Years of deferred maintenance on the park infrastructure has recently led to some expensive work, Anderson said. That included the demolition of a portable structure that had housed a shop and the race program, which meant spending $10,000 on carrying away the debris, and the rental of a snow groomer to replace the park’s when it broke down, at a cost of $40,000.
But the lack of snow has made it harder to manage those costs. The Snow Bowl has had substantial deficits in the last two seasons, including $80,000 last year and $340,000 this year. This year, Anderson estimates it could have made an additional $75,000 to $150,000 if it could have stayed open through March.
“The factor playing the largest role in increasing operating costs/decreasing revenues at the Snow Bowl is the increasingly warm, rainy winters,” the parks department said in its memo to the Select Board.

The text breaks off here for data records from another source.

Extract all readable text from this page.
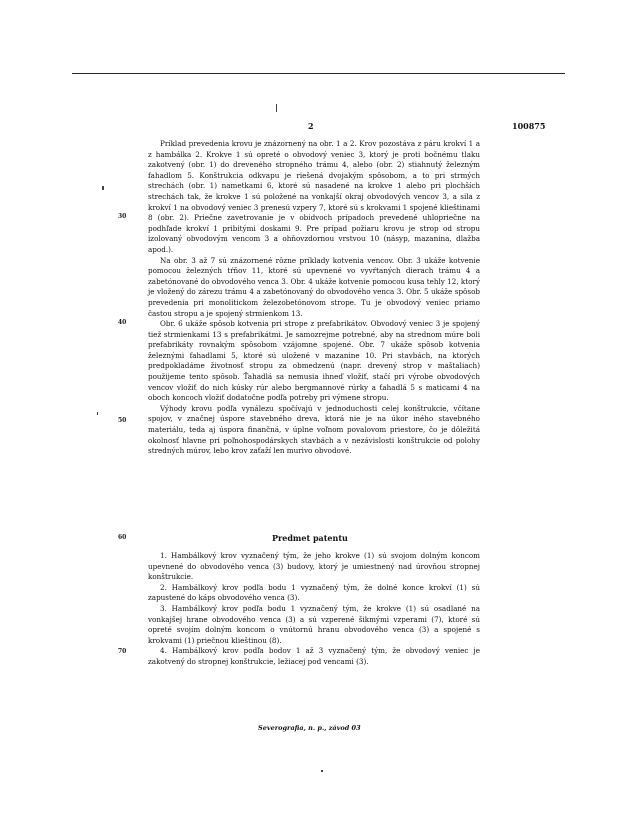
2	100875
30
40
50
60
70

Príklad prevedenia krovu je znázornený na obr. 1 a 2. Krov pozostáva z páru krokví 1 a z hambálka 2. Krokve 1 sú opreté o obvodový veniec 3, ktorý je proti bočnému tlaku zakotvený (obr. 1) do dreveného stropného trámu 4, alebo (obr. 2) stiahnutý železným fahadlom 5. Konštrukcia odkvapu je riešená dvojakým spôsobom, a to pri strmých strechách (obr. 1) nametkami 6, ktoré sú nasadené na krokve 1 alebo pri plochších strechách tak, že krokve 1 sú položené na vonkajší okraj obvodových vencov 3, a sila z krokví 1 na obvodový veniec 3 prenesú vzpery 7, ktoré sú s krokvami 1 spojené klieštinami 8 (obr. 2). Priečne zavetrovanie je v obidvoch prípadoch prevedené uhlopriečne na podhľade krokví 1 pribitými doskami 9. Pre prípad požiaru krovu je strop od stropu izolovaný obvodovým vencom 3 a ohňovzdornou vrstvou 10 (násyp, mazanina, dlažba apod.).

Na obr. 3 až 7 sú znázornené rôzne príklady kotvenia vencov. Obr. 3 ukáže kotvenie pomocou železných tŕňov 11, ktoré sú upevnené vo vyvŕtaných dierach trámu 4 a zabetónované do obvodového venca 3. Obr. 4 ukáže kotvenie pomocou kusa tehly 12, ktorý je vložený do zárezu trámu 4 a zabetónovaný do obvodového venca 3. Obr. 5 ukáže spôsob prevedenia pri monolitickom železobetónovom strope. Tu je obvodový veniec priamo častou stropu a je spojený strmienkom 13.

Obr. 6 ukáže spôsob kotvenia pri strope z prefabrikátov. Obvodový veniec 3 je spojený tiež strmienkami 13 s prefabrikátmi. Je samozrejme potrebné, aby na strednom múre boli prefabrikáty rovnakým spôsobom vzájomne spojené. Obr. 7 ukáže spôsob kotvenia železnými fahadlami 5, ktoré sú uložené v mazanine 10. Pri stavbách, na ktorých predpokladáme životnosť stropu za obmedzenú (napr. drevený strop v maštaliach) použijeme tento spôsob. Ťahadlá sa nemusia ihneď vložiť, stačí pri výrobe obvodových vencov vložiť do nich kúsky rúr alebo bergmannové rúrky a ťahadlá 5 s maticami 4 na oboch koncoch vložiť dodatočne podľa potreby pri výmene stropu.

Výhody krovu podľa vynálezu spočívajú v jednoduchosti celej konštrukcie, včítane spojov, v značnej úspore stavebného dreva, ktorá nie je na úkor iného stavebného materiálu, teda aj úspora finančná, v úplne voľnom povalovom priestore, čo je dôležitá okolnosť hlavne pri poľnohospodárskych stavbách a v nezávislosti konštrukcie od polohy stredných múrov, lebo krov zaťaží len murivo obvodové.

Predmet patentu

1. Hambálkový krov vyznačený tým, že jeho krokve (1) sú svojom dolným koncom upevnené do obvodového venca (3) budovy, ktorý je umiestnený nad úrovňou stropnej konštrukcie.

2. Hambálkový krov podľa bodu 1 vyznačený tým, že dolné konce krokví (1) sú zapustené do káps obvodového venca (3).

3. Hambálkový krov podľa bodu 1 vyznačený tým, že krokve (1) sú osadlané na vonkajšej hrane obvodového venca (3) a sú vzperené šikmými vzperami (7), ktoré sú opreté svojím dolným koncom o vnútornú hranu obvodového venca (3) a spojené s krokvami (1) priečnou klieštinou (8).

4. Hambálkový krov podľa bodov 1 až 3 vyznačený tým, že obvodový veniec je zakotvený do stropnej konštrukcie, ležiacej pod vencami (3).

Severografia, n. p., závod 03
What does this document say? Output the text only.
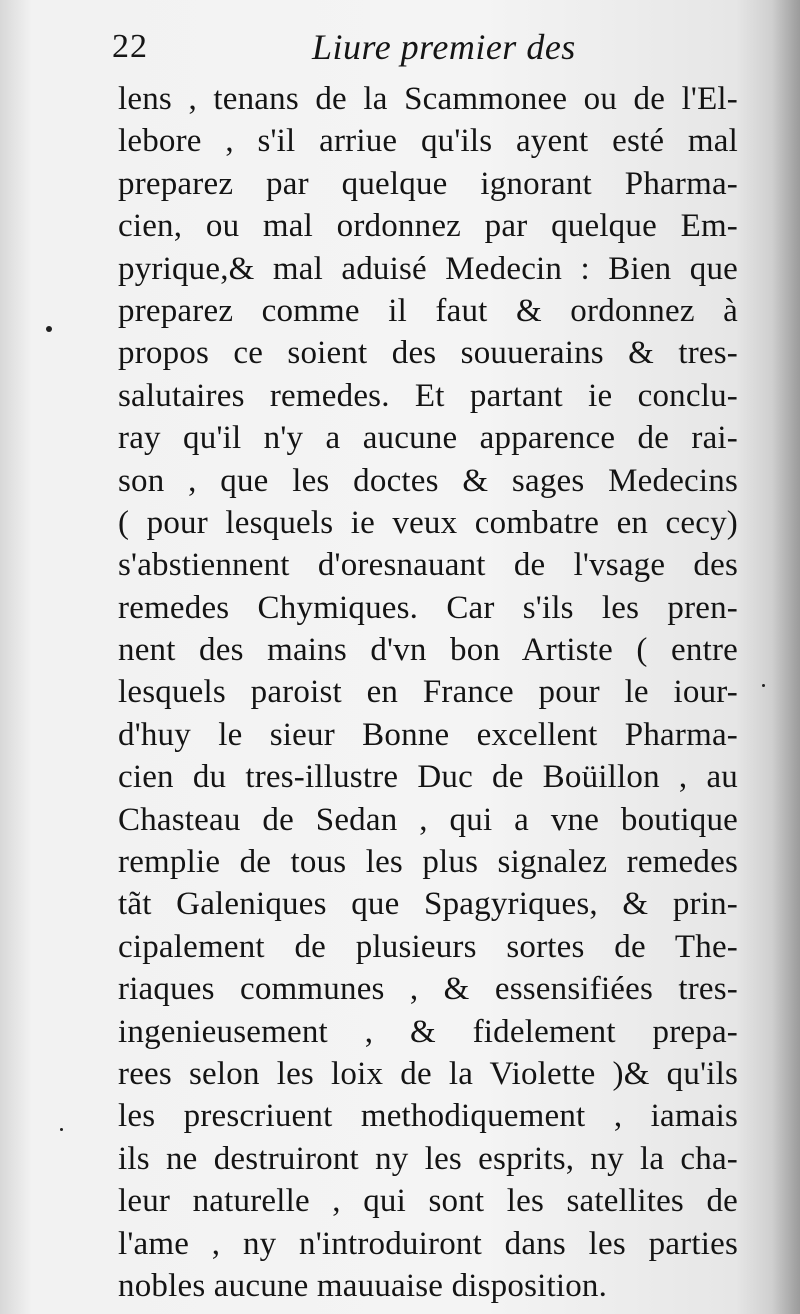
22	Liure premier des
lens , tenans de la Scammonee ou de l'El-
lebore , s'il arriue qu'ils ayent esté mal
preparez par quelque ignorant Pharma-
cien, ou mal ordonnez par quelque Em-
pyrique,& mal aduisé Medecin : Bien que
preparez comme il faut & ordonnez à
propos ce soient des souuerains & tres-
salutaires remedes. Et partant ie conclu-
ray qu'il n'y a aucune apparence de rai-
son , que les doctes & sages Medecins
( pour lesquels ie veux combatre en cecy)
s'abstiennent d'oresnauant de l'vsage des
remedes Chymiques. Car s'ils les pren-
nent des mains d'vn bon Artiste ( entre
lesquels paroist en France pour le iour-
d'huy le sieur Bonne excellent Pharma-
cien du tres-illustre Duc de Boüillon , au
Chasteau de Sedan , qui a vne boutique
remplie de tous les plus signalez remedes
tãt Galeniques que Spagyriques, & prin-
cipalement de plusieurs sortes de The-
riaques communes , & essensifiées tres-
ingenieusement , & fidelement prepa-
rees selon les loix de la Violette )& qu'ils
les prescriuent methodiquement , iamais
ils ne destruiront ny les esprits, ny la cha-
leur naturelle , qui sont les satellites de
l'ame , ny n'introduiront dans les parties
nobles aucune mauuaise disposition.
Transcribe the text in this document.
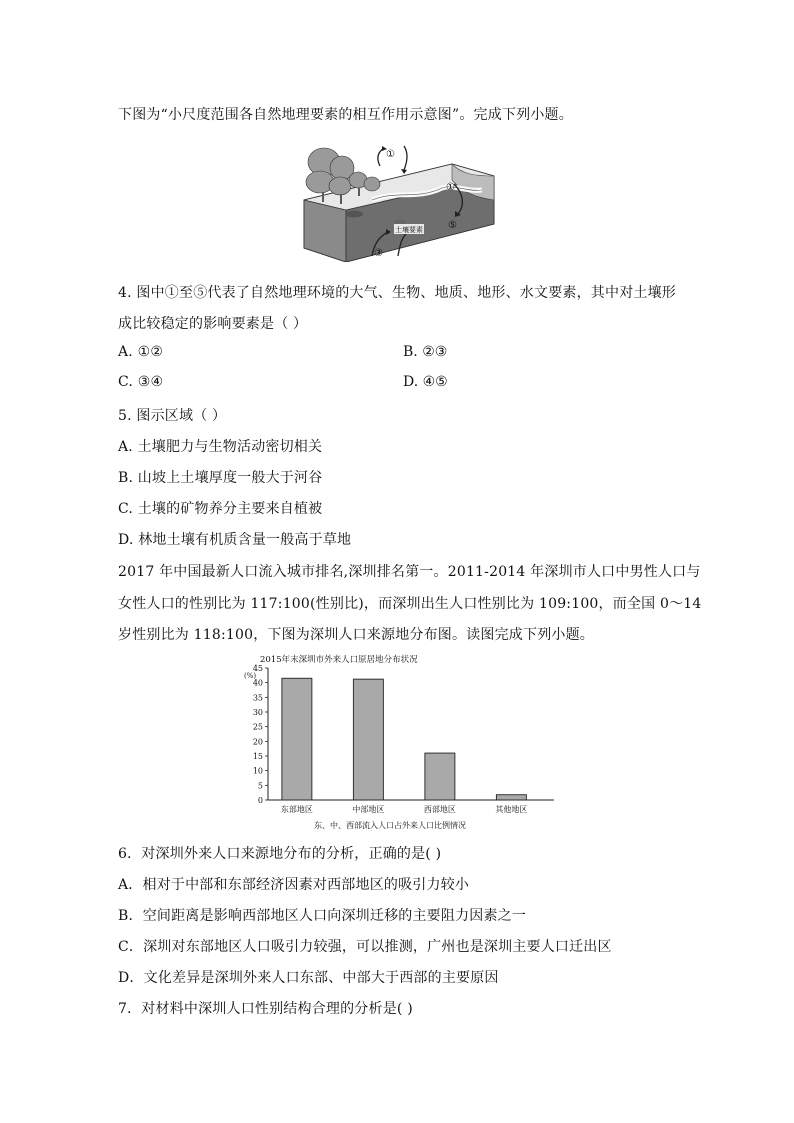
下图为“小尺度范围各自然地理要素的相互作用示意图”。完成下列小题。
①
①
③
⑤
土壤要素
4. 图中①至⑤代表了自然地理环境的大气、生物、地质、地形、水文要素，其中对土壤形
成比较稳定的影响要素是（ ）
A. ①②	B. ②③
C. ③④	D. ④⑤
5. 图示区域（ ）
A. 土壤肥力与生物活动密切相关
B. 山坡上土壤厚度一般大于河谷
C. 土壤的矿物养分主要来自植被
D. 林地土壤有机质含量一般高于草地
2017 年中国最新人口流入城市排名,深圳排名第一。2011-2014 年深圳市人口中男性人口与
女性人口的性别比为 117:100(性别比)，而深圳出生人口性别比为 109:100，而全国 0～14
岁性别比为 118:100，下图为深圳人口来源地分布图。读图完成下列小题。
2015年末深圳市外来人口原居地分布状况
(%)
45
40
35
30
25
20
15
10
5
0
东部地区	中部地区	西部地区	其他地区
东、中、西部流入人口占外来人口比例情况
6．对深圳外来人口来源地分布的分析，正确的是( )
A．相对于中部和东部经济因素对西部地区的吸引力较小
B．空间距离是影响西部地区人口向深圳迁移的主要阻力因素之一
C．深圳对东部地区人口吸引力较强，可以推测，广州也是深圳主要人口迁出区
D．文化差异是深圳外来人口东部、中部大于西部的主要原因
7．对材料中深圳人口性别结构合理的分析是( )
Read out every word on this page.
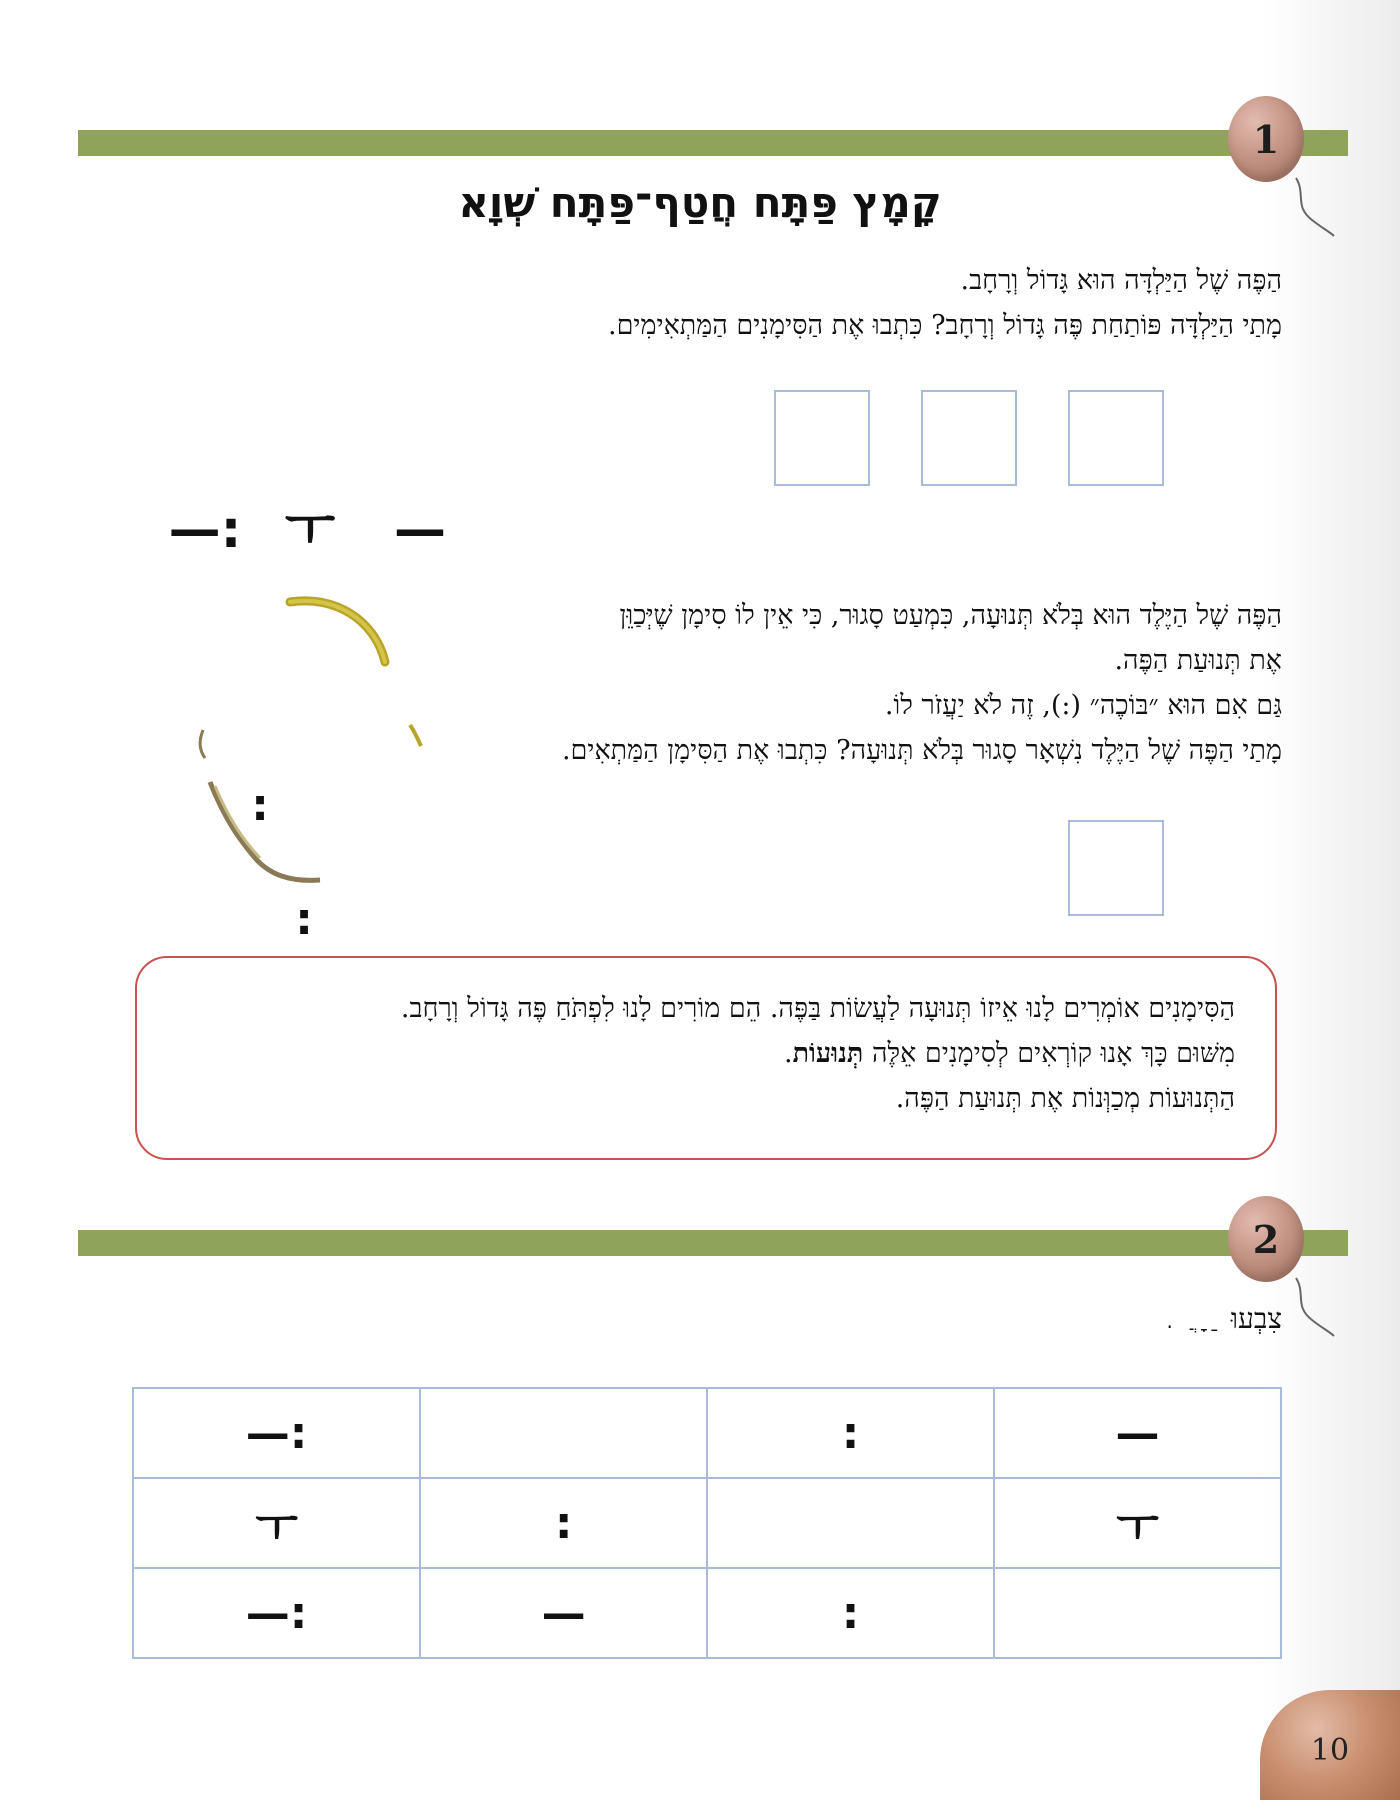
1
קָמָץ פַּתָּח חֲטַף־פַּתָּח שְׁוָא
הַפֶּה שֶׁל הַיַּלְדָּה הוּא גָּדוֹל וְרָחָב.
מָתַי הַיַּלְדָּה פּוֹתַחַת פֶּה גָּדוֹל וְרָחָב? כִּתְבוּ אֶת הַסִּימָנִים הַמַּתְאִימִים.
—: ㅜ —
:
:
הַפֶּה שֶׁל הַיֶּלֶד הוּא בְּלֹא תְּנוּעָה, כִּמְעַט סָגוּר, כִּי אֵין לוֹ סִימָן שֶׁיְּכַוֵּן
אֶת תְּנוּעַת הַפֶּה.
גַּם אִם הוּא ״בּוֹכֶה״ (:), זֶה לֹא יַעֲזֹר לוֹ.
מָתַי הַפֶּה שֶׁל הַיֶּלֶד נִשְׁאָר סָגוּר בְּלֹא תְּנוּעָה? כִּתְבוּ אֶת הַסִּימָן הַמַּתְאִים.
הַסִּימָנִים אוֹמְרִים לָנוּ אֵיזוֹ תְּנוּעָה לַעֲשׂוֹת בַּפֶּה. הֵם מוֹרִים לָנוּ לִפְתֹּחַ פֶּה גָּדוֹל וְרָחָב.
מִשּׁוּם כָּךְ אָנוּ קוֹרְאִים לְסִימָנִים אֵלֶּה תְּנוּעוֹת.
הַתְּנוּעוֹת מְכַוְּנוֹת אֶת תְּנוּעַת הַפֶּה.
2
צִבְעוּ ַ ָ ֲ .
—:		:	—
ㅜ	:		ㅜ
—:	—	:	
10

To make up for those deficits in the short-term, the Snow Bowl will be asking Camden voters whether to pay them off using surplus funds, according to the Courier-Gazette.
It also plans to hike its regular operating budget by almost 6 percent, to $1.2 million, and raise the fees customers must pay to use the park, Anderson said. Ski day passes — which were $48 — will cost about $52 next season. Tubing day passes will increase from $10 to $15, and the park will institute a new tubing season pass. The park also aims to secure more paid sponsorships.
Anderson is hoping the weather will cooperate a bit more in the coming winters. But even if it doesn’t, she’s pushing for a new plan that will eventually allow the mountain to operate sustainably, without the need to rely on taxpayers.
Part of the solution, she said, will be to make Ragged Mountain a more year-round destination, with activities outside the ski season that bring in the revenue lost to shorter winters.
What exactly that looks like, Anderson doesn’t know yet. In April, the town applied for a roughly $150,000 federal grant to fund workshops and public listening sessions to collect more ideas for those year-round opportunities.
While the Snow Bowl had hoped to build a new lodge as part of a series of upgrades a decade ago, it never came to fruition, and Anderson says that’s something that could help now, serving as a year-round community center that hosts events, concerts and other activities such as yoga.
“I mean, we could have a real restaurant out here with a bar with live music, and we could have, you know, Friday nights to be out here at the Snow Bowl, or Saturday night at the Snow Bowl,” Anderson said. “And there’s lots of possibilities, but this new lodge is really what we need to be able to do that.”
Jules Walkup is a Report for America corps member. Additional support for this reporting is provided by BDN readers.